Initial commit

2021-03-27 14:58:49 +01:00
commit fc4eec6ac7
20 changed files with 1613 additions and 0 deletions
--- a/decoding_tf_analysis.py
+++ b/decoding_tf_analysis.py
@@ -0,0 +1,239 @@
+import math
+import mne
+import numpy as np
+import matplotlib.pyplot as plt
+
+from mne.decoding import SlidingEstimator, cross_val_multiscore, Vectorizer, Scaler
+from mne.time_frequency import tfr_morlet
+
+from sklearn.linear_model import LogisticRegression
+from sklearn.pipeline import make_pipeline
+
+from utils.file_utils import load_preprocessed_data, get_epochs
+from utils.plot_utils import plot_tf_cluster, plot_oscillation_bands
+
+VERBOSE_LEVEL = 'CRITICAL'
+
+
+def events_to_labels(evts, events_dict, mask=None):  # TODO Test schreiben
+    """
+    Converts the event labels of epochs to class labels for classification
+    :param evts: the event labels to be converted
+    :param events_dict: a dictionary of event keys
+    :param mask: an optional label mask with 4-entries, where:
+        1. entry: 'face intact', 2. entry: 'car intact', 3. entry: 'face scrambled', 4. entry: 'face scrambled'
+        If None the entries are [0,1,0,1] i.e. all faces are in class 0 and all cars are in class 1
+    :return: The list of class labels
+    """
+    events = evts.copy()
+    if mask is None:
+        mask = [0, 1, 0, 1]
+    for i in range(len(events)):
+        key = list(events_dict.keys())[list(events_dict.values()).index(events[i])]
+        k = int(key.split(':')[1])
+        if k < 41:
+            events[i] = mask[0]  # Face intact
+        elif 40 < k < 81:
+            events[i] = mask[1]  # Car intact
+        elif 100 < k < 141:
+            events[i] = mask[2]  # Face scrambled
+        elif 140 < k < 181:
+            events[i] = mask[3]  # Car scrambled
+
+    return events
+
+
+def permutation_test(baseline, score, n_iter):
+    """
+    An implementation of a permutation test for classification scores.

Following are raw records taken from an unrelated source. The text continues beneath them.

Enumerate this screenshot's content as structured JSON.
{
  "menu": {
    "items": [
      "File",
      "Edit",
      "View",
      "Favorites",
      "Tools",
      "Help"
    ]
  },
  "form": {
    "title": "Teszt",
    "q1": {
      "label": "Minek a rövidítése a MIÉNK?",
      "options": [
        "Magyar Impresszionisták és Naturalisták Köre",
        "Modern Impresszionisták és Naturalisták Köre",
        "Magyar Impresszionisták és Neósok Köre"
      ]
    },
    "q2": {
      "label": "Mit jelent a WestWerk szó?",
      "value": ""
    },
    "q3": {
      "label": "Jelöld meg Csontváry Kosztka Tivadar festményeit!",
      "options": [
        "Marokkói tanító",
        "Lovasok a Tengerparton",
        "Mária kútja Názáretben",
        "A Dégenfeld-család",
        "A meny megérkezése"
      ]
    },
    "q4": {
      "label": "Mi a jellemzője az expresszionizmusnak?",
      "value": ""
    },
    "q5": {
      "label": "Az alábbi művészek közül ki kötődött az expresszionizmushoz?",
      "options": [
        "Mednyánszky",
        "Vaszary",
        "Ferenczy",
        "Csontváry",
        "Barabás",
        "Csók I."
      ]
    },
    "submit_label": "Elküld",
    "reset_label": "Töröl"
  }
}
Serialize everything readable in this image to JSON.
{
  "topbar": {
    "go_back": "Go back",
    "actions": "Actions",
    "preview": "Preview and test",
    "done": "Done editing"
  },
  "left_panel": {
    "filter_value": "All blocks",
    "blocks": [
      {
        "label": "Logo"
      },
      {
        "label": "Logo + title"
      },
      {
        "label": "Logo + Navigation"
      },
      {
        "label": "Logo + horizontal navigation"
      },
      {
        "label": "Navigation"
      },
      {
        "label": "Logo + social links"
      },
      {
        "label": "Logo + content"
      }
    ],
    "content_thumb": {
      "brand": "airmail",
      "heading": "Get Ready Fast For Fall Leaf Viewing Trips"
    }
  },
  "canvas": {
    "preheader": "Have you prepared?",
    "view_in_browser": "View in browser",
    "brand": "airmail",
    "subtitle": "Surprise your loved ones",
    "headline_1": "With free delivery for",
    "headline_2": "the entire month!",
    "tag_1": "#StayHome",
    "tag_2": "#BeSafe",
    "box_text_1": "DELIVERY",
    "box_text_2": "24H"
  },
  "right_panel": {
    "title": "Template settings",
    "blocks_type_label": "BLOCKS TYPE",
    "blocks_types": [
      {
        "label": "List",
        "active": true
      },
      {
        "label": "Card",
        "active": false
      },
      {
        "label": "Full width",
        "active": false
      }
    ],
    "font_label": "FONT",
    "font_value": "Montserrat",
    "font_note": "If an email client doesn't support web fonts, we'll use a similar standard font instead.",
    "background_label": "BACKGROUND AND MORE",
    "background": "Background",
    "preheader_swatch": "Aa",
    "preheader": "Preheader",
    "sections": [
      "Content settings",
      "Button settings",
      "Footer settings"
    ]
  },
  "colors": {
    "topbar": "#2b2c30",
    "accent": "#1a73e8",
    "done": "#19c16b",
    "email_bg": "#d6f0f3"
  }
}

+    :param baseline: The classification scores of the baseline, i.e. selection by chance
+    :param score: The classification scores which are tested for significance
+    :param n_iter: number of permutations
+    :return: p-value
+    """
+    all_data = np.concatenate((baseline, score))
+
+    # Base statistic. The statistic used here is the difference of means
+    given_diff = np.mean(score) - np.mean(baseline)
+    all_diffs = [given_diff]
+
+    # Permutation iterations
+    for i in range(n_iter):
+        # Create a permutation of indices and then use indices from index 0 to len(baseline) to get data for baseline.
+        # Analogously for scores
+        perm_indices = np.random.permutation(list(range(len(all_data))))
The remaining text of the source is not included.